Besides Moscow, the March was planned in Saint Petersburg, Krasnoyarsk, Novosibirsk, Chita, Stavropol, Maykop, Tyumen, Vladivostok, Yuzhno-Sakhalinsk, Blagoveshchensk, Nizhniy Novgorod and Kaliningrad, but was banned in the majority of cities as well. Irkutsk officially allowed the March. The rallies took place also in Ukraine (Kyiv, Crimea, Odesa, Sevastopol), Moldova (Chișinău, Tiraspol) and Georgia (Tbilisi). The Heads of Russian Youth of Moldova and Eurasian Youth Union of the Republic of Moldova have been arrested. Even though the use of Nazi symbols was prohibited by the organizers, a flag with conventionalized swastika was raised by the Head of SS-Slavic Union Dmitriy Demushkin in Moscow.

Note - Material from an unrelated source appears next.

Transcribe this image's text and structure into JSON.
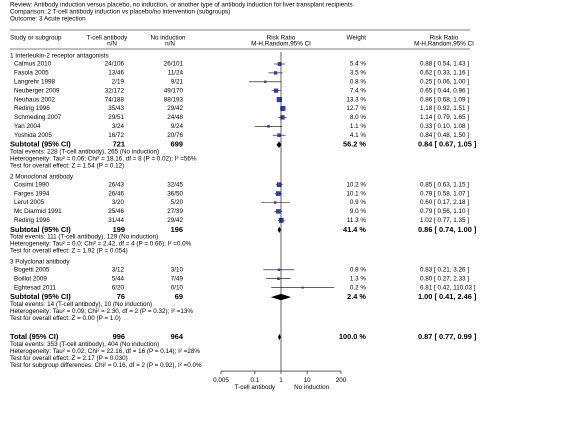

Banning the march in Moscow, mayor Yuriy Luzhkov said: "If we allow our state to be split on ethnic or interconfessional grounds, if we allow religious wars, then I am afraid this will be the end of Russia." A counter-protest in Moscow by left-wing demonstrators drew about 500 people carrying banners with slogans such as "Russian Anti-Fascist Front" and "I am Russian and therefore not a fascist." The Russian March was also opposed by the Moscow Bureau for Human Rights and Russian Jewish community headed by rabbi Berel Lazar. Krasnoyarsk youth organizations "Together!", "Krasnoyarsk Regional Student Squads", "Krasnoyarsk Youth Forum", "Yenisey Patriots" and "Youth Guards of United Russia" have prepared a written appeal to Governor of Krasnoyarsk Oblast Alexander Khloponin and city mayor Pyotr Pimashkov to prevent holding of Russian March in the city. However the Movement Against Illegal Immigration told Reuters it would go ahead with their gatherings regardless of whether they were authorized or not.

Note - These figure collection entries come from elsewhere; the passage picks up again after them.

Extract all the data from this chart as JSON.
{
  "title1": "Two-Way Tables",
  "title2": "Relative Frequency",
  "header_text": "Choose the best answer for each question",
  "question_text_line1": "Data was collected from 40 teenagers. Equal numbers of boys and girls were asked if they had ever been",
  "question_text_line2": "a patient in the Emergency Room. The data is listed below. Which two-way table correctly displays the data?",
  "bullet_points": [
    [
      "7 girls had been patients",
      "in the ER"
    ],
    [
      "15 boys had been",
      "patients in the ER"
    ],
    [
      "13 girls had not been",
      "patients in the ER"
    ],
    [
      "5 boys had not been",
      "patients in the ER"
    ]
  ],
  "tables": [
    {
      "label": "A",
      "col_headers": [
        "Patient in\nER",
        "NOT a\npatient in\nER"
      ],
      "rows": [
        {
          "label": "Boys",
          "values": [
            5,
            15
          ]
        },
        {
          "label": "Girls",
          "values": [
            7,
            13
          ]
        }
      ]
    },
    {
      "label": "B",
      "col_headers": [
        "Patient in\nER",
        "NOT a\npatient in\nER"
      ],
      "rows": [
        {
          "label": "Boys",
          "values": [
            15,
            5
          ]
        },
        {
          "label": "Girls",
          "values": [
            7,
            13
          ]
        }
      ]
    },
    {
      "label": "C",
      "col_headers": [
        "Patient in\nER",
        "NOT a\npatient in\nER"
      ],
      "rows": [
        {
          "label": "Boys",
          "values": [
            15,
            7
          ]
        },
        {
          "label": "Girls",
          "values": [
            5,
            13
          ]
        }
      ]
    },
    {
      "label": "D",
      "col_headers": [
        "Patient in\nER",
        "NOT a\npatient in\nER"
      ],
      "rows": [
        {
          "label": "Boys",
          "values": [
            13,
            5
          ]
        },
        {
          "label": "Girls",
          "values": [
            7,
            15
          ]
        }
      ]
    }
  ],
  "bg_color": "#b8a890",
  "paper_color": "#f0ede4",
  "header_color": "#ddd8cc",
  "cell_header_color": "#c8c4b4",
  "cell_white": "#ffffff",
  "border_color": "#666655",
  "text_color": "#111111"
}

The 2006 Russian march was banned by city mayor Yuriy Luzhkov on 31 October. Despite condemning the xenophobic nature of The March, the Deputy Chief of the Moscow branch of Yabloko Alexei Navalny advocated for the permission of the event in the framework of freedom of assembly.

A separate mass-meeting called the Right March have been organized by several Orthodox movements (the National Council, the Orthodox Standard Bearers Union and The Bastion), which declared their independent intentions.

==2017 Russian march==
In the 2017 the Russian march, in Lyublino District, participants are reported to include several far-right organizations, such as Nationalist Party, Black Bloc led by Vladimir (Ratnikov) Komarnitsky, Nation and Freedom Committee (KNS) led by Vladimir Burmistrov and Roman Kovalyov. At the beginning of the event, some far-right activists, addressing reporters, told that the police wanted to prevent them from participating in the march, because of the symbols they were wearing. For this reason, several demonstrators broke away from the march and tried to improvise a new march on Belorechenskaya street, and they were quickly arrested along with other passersby, in the confusion. During these detentions the police threw one of women participants, knocking her unconscious. The march continued towards the Bratislavskaya Metro station and also Konstantin Filin was also detained after the far-right demonstrators shouted anti-police slogans. At the metro station several nationalist leaders made speeches from the stage, during which they talked about the repression suffered by the far right in Russia. Ivan Noviopov of the Irreconcilable League called for a "white revenge", unfurling a Confederate flag. Andrei Narodny of the National-Revolutionary Vanguard (NRA) closed his speech with a fascist salute.

==2020 Russian march==
Authorities of the Russian Federation denied authorization for the 2020 Russian march due to the COVID-19 pandemic. Despite the ban, dozens of nationalists gathered in the Siberian city of Barnaul on November 4, protesting against President Vladimir Putin. The organizers of the Russian march in Moscow, following the refusal, planned to lay flowers at the Federal Penitentiary Service office, to commemorate Russian neo-Nazi Maxim Martsinkevich, who died in prison one month before. The Moscow police detained at least 32 far-right activists.